While provincial wisdom says poems are not for adapting into movies and corpses are not for fucking, James Franco challenged both of these presumptions with “Herbert White,” a short film he made when he was still just an ordinary, everyday student who could call in a favor from Michael Shannon at NYU. Franco shared his short with Vice by way of previewing his Cormac McCarthy adaptation Child Of God, as an example of his previous attempts at bringing literature to the screen. Granted, you may have already seen Franco bring literature to the screen with his adaptation of Faulkner’s As I Lay Dying. However, we can all agree that, for all its creative liberties, no one fucked any corpses in that.
“Herbert White,” on the other hand, is adapted from Frank Bidart’s poem of the same name, and it provides a disturbing glimpse into the mind and makeup of a necrophiliac child-murderer. As such, it has corpse-fucking in spades—a character’s secret shame that Franco, continuing along his usual themes, sees as an expression of the “tension” between public and private life. Indeed, in his discussion of the film with collaborator Matt Rager, Franco even follows this into a tangent about Tom Cruise’s couch-jumping on Oprah and the artificiality of talk shows, which similarly hide their guests’ metaphorical corpse-fucking behind the guise of manufactured celebrity image. Such is the overarching thesis of James Franco.

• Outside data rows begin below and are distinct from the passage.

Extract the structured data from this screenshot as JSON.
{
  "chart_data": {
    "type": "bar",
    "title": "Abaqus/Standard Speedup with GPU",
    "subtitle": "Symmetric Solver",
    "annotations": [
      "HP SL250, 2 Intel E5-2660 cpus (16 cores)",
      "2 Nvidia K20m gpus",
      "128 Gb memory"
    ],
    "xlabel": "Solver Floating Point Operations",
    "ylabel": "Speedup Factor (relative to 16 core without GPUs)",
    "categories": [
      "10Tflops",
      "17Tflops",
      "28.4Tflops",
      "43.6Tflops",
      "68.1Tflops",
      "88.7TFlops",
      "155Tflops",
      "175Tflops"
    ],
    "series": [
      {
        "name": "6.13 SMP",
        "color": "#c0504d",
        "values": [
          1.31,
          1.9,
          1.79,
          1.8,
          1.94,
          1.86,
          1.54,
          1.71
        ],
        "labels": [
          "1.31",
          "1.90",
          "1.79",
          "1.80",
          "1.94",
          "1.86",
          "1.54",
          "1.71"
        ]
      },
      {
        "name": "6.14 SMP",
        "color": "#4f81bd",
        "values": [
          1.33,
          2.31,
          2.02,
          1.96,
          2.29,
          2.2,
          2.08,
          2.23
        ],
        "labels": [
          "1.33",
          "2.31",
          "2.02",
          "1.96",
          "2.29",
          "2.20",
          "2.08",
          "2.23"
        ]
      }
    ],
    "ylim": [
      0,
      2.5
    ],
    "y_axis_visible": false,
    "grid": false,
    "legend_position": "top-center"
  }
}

Of course, those who watch the 15-minute “Herbert White”—which mostly consists of scenes of Shannon working as a logger (“They embody the monstrous side of Herbert without having to show the character being monstrous,” Franco says) and driving around in circles while cursing and making weird noises to himself (“I was in the back with my DP. We were both pinching each other because the scene was so intense,” Franco shares)—might wonder when they’re gonna get to the corpse-fucking. But these viewers should have faith that Franco knows when and where to employ his symbolic money shots—and more importantly, when he regrettably has to leave them out:
In the poem, there are significant sections that deal with young Herbert, including his first experience with death. Young Herbert kills a goat on accident, while trying to have sex with it, when it strangles itself at the end of its tether in an attempt to get away from him. Herbert takes his mother’s notion that “Man’s spunk is the salt of the earth, it makes things grow” literally and tries to bring the goat back to life by masturbating on its corpse. But his spunk does not make things grow. This is an interesting and comedic episode in the poem because it ties sex, death, and the parents’ struggle all together in young Herbert’s mind. But putting it on film would be difficult. The image of a boy fucking a goat is hard to swallow. It would put an audience off and I wanted to save the most horrifying image for the end of the film.
Instead, audiences are left with the more palatable image of Shannon grunting in mid-coitus over a bloodied corpse, thus freeing the scene of a boy masturbating onto the body of a goat he accidentally killed while trying to have sex with it for some other, future Franco project on the nature of artistic sacrifice.